Two decades after Marcos was chased from power, he still draws the faithful and the curious from this farming town. Displayed in an adobe mausoleum, his lavishly waxed corpse lies in a family tribute, bedecked in military medals and surrounded by faux flowers while Gregorian chants echo softly. Scores of school children visit nearly everyday, filing past souvenir peddlers for a look of the deposed dictator whom residents of Ilocos Norte province fondly call “Apo,” or the Old man.

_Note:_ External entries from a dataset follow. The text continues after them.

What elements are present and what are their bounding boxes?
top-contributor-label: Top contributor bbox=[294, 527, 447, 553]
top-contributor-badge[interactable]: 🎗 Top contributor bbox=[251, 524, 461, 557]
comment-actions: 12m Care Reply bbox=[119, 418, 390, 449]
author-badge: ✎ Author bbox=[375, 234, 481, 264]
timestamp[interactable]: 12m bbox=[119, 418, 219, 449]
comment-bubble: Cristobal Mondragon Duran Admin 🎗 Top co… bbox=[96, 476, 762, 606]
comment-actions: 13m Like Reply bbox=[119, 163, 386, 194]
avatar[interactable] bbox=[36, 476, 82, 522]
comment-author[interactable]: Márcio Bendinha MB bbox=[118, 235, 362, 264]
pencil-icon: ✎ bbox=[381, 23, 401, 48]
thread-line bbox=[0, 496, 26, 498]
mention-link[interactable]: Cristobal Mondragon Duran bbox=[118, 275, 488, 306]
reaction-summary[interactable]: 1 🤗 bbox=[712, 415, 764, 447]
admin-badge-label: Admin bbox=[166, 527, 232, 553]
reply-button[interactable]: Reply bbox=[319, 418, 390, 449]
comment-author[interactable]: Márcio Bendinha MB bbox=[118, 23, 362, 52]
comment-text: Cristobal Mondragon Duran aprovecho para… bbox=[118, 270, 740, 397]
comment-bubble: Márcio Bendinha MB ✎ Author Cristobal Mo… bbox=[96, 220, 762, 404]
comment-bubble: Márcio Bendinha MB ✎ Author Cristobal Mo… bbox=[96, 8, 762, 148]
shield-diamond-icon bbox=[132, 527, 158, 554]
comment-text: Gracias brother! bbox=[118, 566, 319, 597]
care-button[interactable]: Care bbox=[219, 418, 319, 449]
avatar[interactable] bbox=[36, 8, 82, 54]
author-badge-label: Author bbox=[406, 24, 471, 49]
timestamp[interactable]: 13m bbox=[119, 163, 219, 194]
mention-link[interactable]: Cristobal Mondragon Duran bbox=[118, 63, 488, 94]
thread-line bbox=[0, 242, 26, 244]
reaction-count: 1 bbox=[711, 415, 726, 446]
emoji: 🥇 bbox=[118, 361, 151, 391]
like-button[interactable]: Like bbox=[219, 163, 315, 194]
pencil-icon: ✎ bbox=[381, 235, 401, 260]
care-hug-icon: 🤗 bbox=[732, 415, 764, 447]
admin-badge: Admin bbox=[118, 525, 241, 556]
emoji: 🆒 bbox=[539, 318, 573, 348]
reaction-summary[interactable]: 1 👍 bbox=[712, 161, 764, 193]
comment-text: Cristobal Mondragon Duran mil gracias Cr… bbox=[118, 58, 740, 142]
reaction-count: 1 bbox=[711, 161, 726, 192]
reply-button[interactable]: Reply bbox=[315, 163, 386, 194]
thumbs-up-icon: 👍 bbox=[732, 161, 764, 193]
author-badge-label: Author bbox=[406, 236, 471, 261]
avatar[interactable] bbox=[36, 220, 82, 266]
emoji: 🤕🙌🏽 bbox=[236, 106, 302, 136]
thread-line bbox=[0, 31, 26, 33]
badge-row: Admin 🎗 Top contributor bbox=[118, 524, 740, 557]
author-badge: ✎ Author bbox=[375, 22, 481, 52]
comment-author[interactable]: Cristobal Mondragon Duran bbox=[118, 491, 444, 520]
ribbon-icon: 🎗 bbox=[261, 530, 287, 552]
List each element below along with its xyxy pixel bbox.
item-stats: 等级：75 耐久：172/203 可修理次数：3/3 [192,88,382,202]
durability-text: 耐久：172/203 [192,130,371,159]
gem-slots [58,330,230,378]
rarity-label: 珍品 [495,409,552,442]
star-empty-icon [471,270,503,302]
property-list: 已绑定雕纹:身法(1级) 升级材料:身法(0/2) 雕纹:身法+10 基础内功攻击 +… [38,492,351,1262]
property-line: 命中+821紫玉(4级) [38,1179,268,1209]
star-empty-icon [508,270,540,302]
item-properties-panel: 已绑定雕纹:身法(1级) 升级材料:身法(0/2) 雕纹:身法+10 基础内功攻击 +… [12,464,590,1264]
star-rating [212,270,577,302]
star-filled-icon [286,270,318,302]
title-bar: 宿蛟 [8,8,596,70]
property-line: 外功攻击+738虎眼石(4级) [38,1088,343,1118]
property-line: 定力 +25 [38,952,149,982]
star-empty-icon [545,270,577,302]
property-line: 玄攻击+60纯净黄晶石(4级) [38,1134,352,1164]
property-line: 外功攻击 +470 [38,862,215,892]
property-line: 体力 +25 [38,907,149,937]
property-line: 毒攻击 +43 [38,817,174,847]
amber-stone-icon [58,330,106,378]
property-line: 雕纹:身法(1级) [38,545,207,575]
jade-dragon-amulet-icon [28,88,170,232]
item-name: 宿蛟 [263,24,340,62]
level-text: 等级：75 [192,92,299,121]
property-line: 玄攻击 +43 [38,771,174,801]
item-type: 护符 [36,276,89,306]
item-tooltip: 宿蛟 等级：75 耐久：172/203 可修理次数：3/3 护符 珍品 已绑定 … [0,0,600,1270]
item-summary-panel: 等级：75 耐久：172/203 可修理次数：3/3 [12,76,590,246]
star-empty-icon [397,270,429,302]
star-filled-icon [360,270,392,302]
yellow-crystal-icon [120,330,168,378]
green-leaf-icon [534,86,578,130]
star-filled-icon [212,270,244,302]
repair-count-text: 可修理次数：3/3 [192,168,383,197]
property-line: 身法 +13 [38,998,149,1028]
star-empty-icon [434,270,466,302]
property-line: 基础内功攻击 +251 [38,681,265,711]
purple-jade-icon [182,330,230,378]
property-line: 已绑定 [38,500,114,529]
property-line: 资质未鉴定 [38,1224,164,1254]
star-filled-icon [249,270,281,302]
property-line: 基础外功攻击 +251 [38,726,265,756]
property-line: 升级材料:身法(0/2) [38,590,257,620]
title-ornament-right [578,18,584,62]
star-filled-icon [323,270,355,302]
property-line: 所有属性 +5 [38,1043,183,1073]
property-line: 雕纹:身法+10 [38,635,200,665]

Ferdinand Edralín Marcos (September 11, 1917 – September 28, 1989) was the tenth president of the Philippines, serving from 1965 to 1986. In 1972, he instituted an authoritarian regime that allowed him to stay in power until lifting it in 1981. He was elected the same year to another full term which was marred by personal health issues, political mismanagement and human rights violations by the military. In 1986, he was re-elected for the fourth time in a disputed snap election. As a result, that same year he was removed from office peacefully by the “People Power” EDSA Revolution. He has the distinction of being the last Senate President to be elected to the presidency and being the first president to be elected to two consecutive full terms.
Ferdinand Marcos was born in Sarrat, Ilocos Norte to Don Mariano Marcos, a lawyer who was an assemblyman for Ilocos Norte, and Doña Josefa Quetulio Edralín, a teacher. He was the second of four children. His siblings were Pacífico, Elizabeth and Fortuna. He was of mixed Filipino (Ilocano), Chinese, and Japanese ancestry. He started his primary education in Sarrat Central School. He was transferred to Shamrock Elementary School (Laoag), and finally to the Ermita Elementary School (Manila) when his father was elected as an Assemblyman in the Philippine Congress. He completed his primary education in 1929.
He served as 3rd lieutenant in the Philippine Constabulary Reserve in 1937. The same year, when he was still a law student at the University of the Philippines, Marcos was indicted for the assassination of Assemblyman Julio Nalundasan, one of his father’s political rivals. Marcos was convicted in November 1939. He was offered a pardon by President Manuel Quezon, but he turned it down and voluntarily returned to the Laoag Provincial Jail where he spent time preparing his defense. On appeal, he argued his case before the Philippine Supreme Court and was acquitted the following year by then-Associate Justice Jose P. Laurel. In the University of the Philippines, Marcos was a member of the Upsilon Sigma Phi. After graduating with cum laude honors in 1939, he became the topnotcher of the Philippine bar examinations the same year.